Graduate Program of Pharmaceutical Science, Health Science Center, Faculdade de Farmácia, Centro de Ciências da Saúde, Universidade Federal Do Rio Grande Do Norte UFRN, Av. General Gustavo Cordeiro de Farias, Petrópolis, Natal, RN, 59012-570, Brazil.
Pharmacy Department, Health Science Center, Federal University of Rio Grande Do Norte, Natal, Brazil.
Int J Clin Pharm. 2023 Aug;45(4):1007-1013. doi: 10.1007/s11096-023-01595-9. Epub 2023 May 22.
Algorithms for causality assessment of adverse drug reactions (ADRs) in a neonatal intensive care unit (NICU) are important in the management of adverse events, however, it is inconclusive which tool best suits pharmacovigilance in neonates.
To compare the performance of the algorithms of Du and Naranjo in determining causality in cases of ADRs in neonates in a NICU.

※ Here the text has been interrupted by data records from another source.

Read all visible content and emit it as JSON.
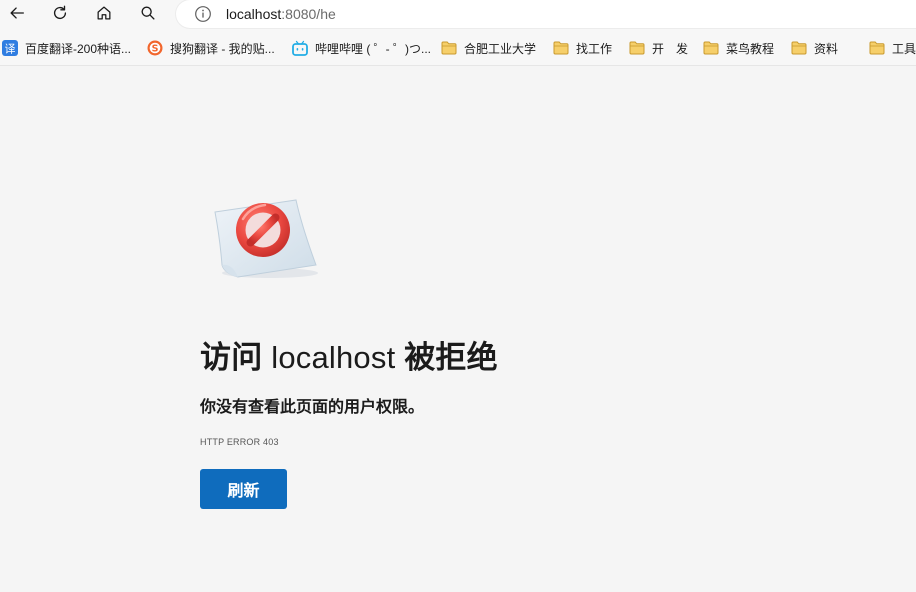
{
  "toolbar": {
    "back_icon": "back-arrow-icon",
    "refresh_icon": "refresh-icon",
    "home_icon": "home-icon",
    "search_icon": "search-icon"
  },
  "address_bar": {
    "info_icon": "info-icon",
    "url_host": "localhost",
    "url_rest": ":8080/he"
  },
  "favorites": [
    {
      "label": "百度翻译-200种语...",
      "icon": "baidu-translate-icon"
    },
    {
      "label": "搜狗翻译 - 我的贴...",
      "icon": "sogou-icon"
    },
    {
      "label": "哔哩哔哩 ( ゜- ゜)つ...",
      "icon": "bilibili-icon"
    },
    {
      "label": "合肥工业大学",
      "icon": "folder-icon"
    },
    {
      "label": "找工作",
      "icon": "folder-icon"
    },
    {
      "label": "开　发",
      "icon": "folder-icon"
    },
    {
      "label": "菜鸟教程",
      "icon": "folder-icon"
    },
    {
      "label": "资料",
      "icon": "folder-icon"
    },
    {
      "label": "工具",
      "icon": "folder-icon"
    }
  ],
  "error_page": {
    "title_prefix": "访问",
    "title_host": "localhost",
    "title_suffix": "被拒绝",
    "description": "你没有查看此页面的用户权限。",
    "error_code": "HTTP ERROR 403",
    "refresh_label": "刷新",
    "illustration": "prohibited-sign-icon"
  },
  "colors": {
    "accent": "#0f6cbd",
    "background": "#f5f5f5",
    "folder": "#f2c35a",
    "prohibited_red": "#e8433f"
  }
}
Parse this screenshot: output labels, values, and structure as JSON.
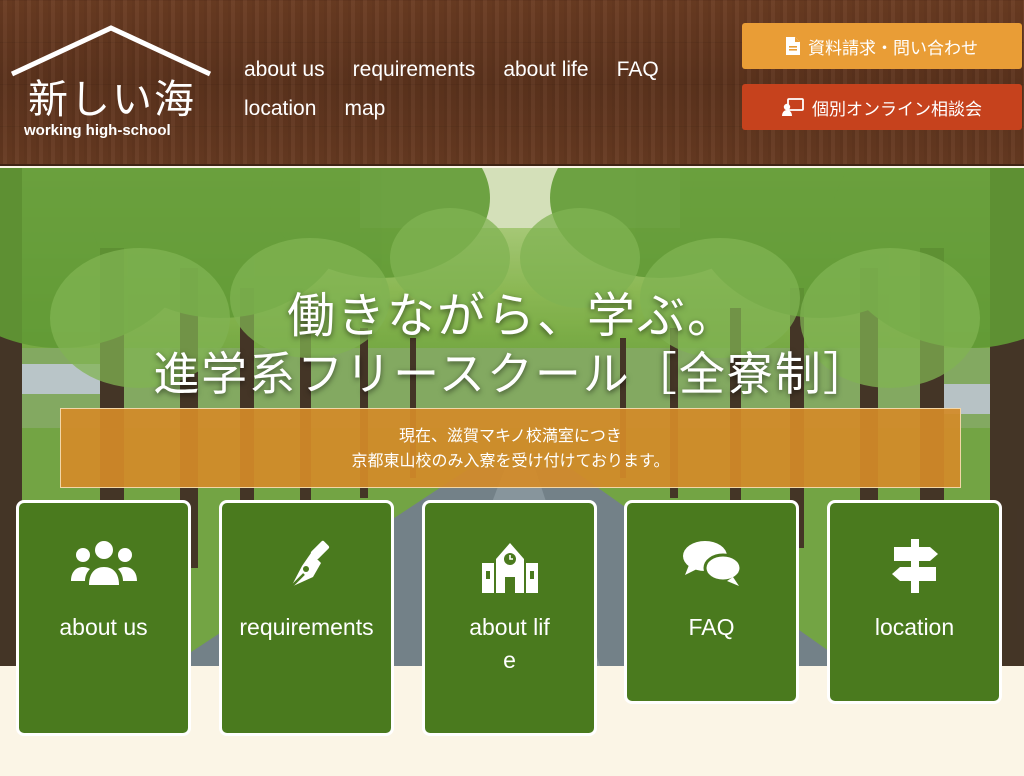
{
  "header": {
    "logo_kanji": "新しい海",
    "logo_sub": "working high-school",
    "nav": [
      "about us",
      "requirements",
      "about life",
      "FAQ",
      "location",
      "map"
    ],
    "btn_doc": "資料請求・問い合わせ",
    "btn_consult": "個別オンライン相談会"
  },
  "hero": {
    "headline_1": "働きながら、学ぶ。",
    "headline_2": "進学系フリースクール［全寮制］",
    "notice_line1": "現在、滋賀マキノ校満室につき",
    "notice_line2": "京都東山校のみ入寮を受け付けております。"
  },
  "cards": [
    {
      "label": "about us",
      "icon": "people-group-icon"
    },
    {
      "label": "requirements",
      "icon": "pen-nib-icon"
    },
    {
      "label": "about life",
      "icon": "school-building-icon"
    },
    {
      "label": "FAQ",
      "icon": "speech-bubbles-icon"
    },
    {
      "label": "location",
      "icon": "signpost-icon"
    }
  ],
  "colors": {
    "header_wood": "#5c331d",
    "doc_button": "#e99d36",
    "consult_button": "#c6421d",
    "notice_band": "#d38b29",
    "card_green": "#4a7a1e",
    "page_bg": "#fbf5e6"
  }
}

This observational and prospective study was conducted in a NICU of a Brazilian maternity school between January 2019 and December 2020. Independently, three clinical pharmacists used the algorithms of Naranjo and Du in 79 cases of ADRs in 57 neonates. The algorithms were evaluated for inter-rater and inter-tool agreement using Cohen's kappa coefficient (k).
The Du algorithm showed greater ability to identify definite ADRs (≈ 60%), but had low reproducibility (overall k = 0.108; 95% CI 0.064-0.149). In contrast, the Naranjo algorithm showed a lower proportion of definite ADRs (< 4%), but had good reproducibility (overall k = 0.402; 95% CI 0.379-0.429). The tools showed no significant correlation regarding ADR causality classification (overall k = - 0.031; 95% CI - 0.049 to 0.065).
Although the Du algorithm has a lower reproducibility compared to the Naranjo, this tool showed good sensitivity for classifying ADRs as definite, proving to be a more suitable tool for neonatal clinical routine.
在新生儿重症监护病房(NICU)中评估药物不良反应(ADR)因果关系的算法对于不良事件的管理非常重要,然而,哪种工具最适合新生儿的药物警戒尚无定论。
比较杜和纳兰霍算法在确定 NICU 中新生儿 ADR 因果关系中的表现。
本观察性前瞻性研究于 2019 年 1 月至 2020 年 12 月在巴西一所妇产学校的 NICU 进行。三位临床药师独立使用纳兰霍和杜的算法,对 57 名新生儿的 79 例 ADR 进行评估。使用 Cohen's kappa 系数(k)评估算法的评分者间和工具间一致性。
杜算法在识别确定性 ADR(≈60%)方面表现出更强的能力,但重复性较低(总体 k=0.108;95%CI 0.064-0.149)。相比之下,纳兰霍算法显示出较低比例的确定性 ADR(<4%),但具有良好的可重复性(总体 k=0.402;95%CI 0.379-0.429)。两种工具在 ADR 因果关系分类方面没有显著相关性(总体 k=−0.031;95%CI−0.049 至 0.065)。
尽管与纳兰霍算法相比,杜算法的可重复性较低,但该工具在将 ADR 分类为确定性方面具有较高的灵敏度,证明其更适合新生儿临床常规。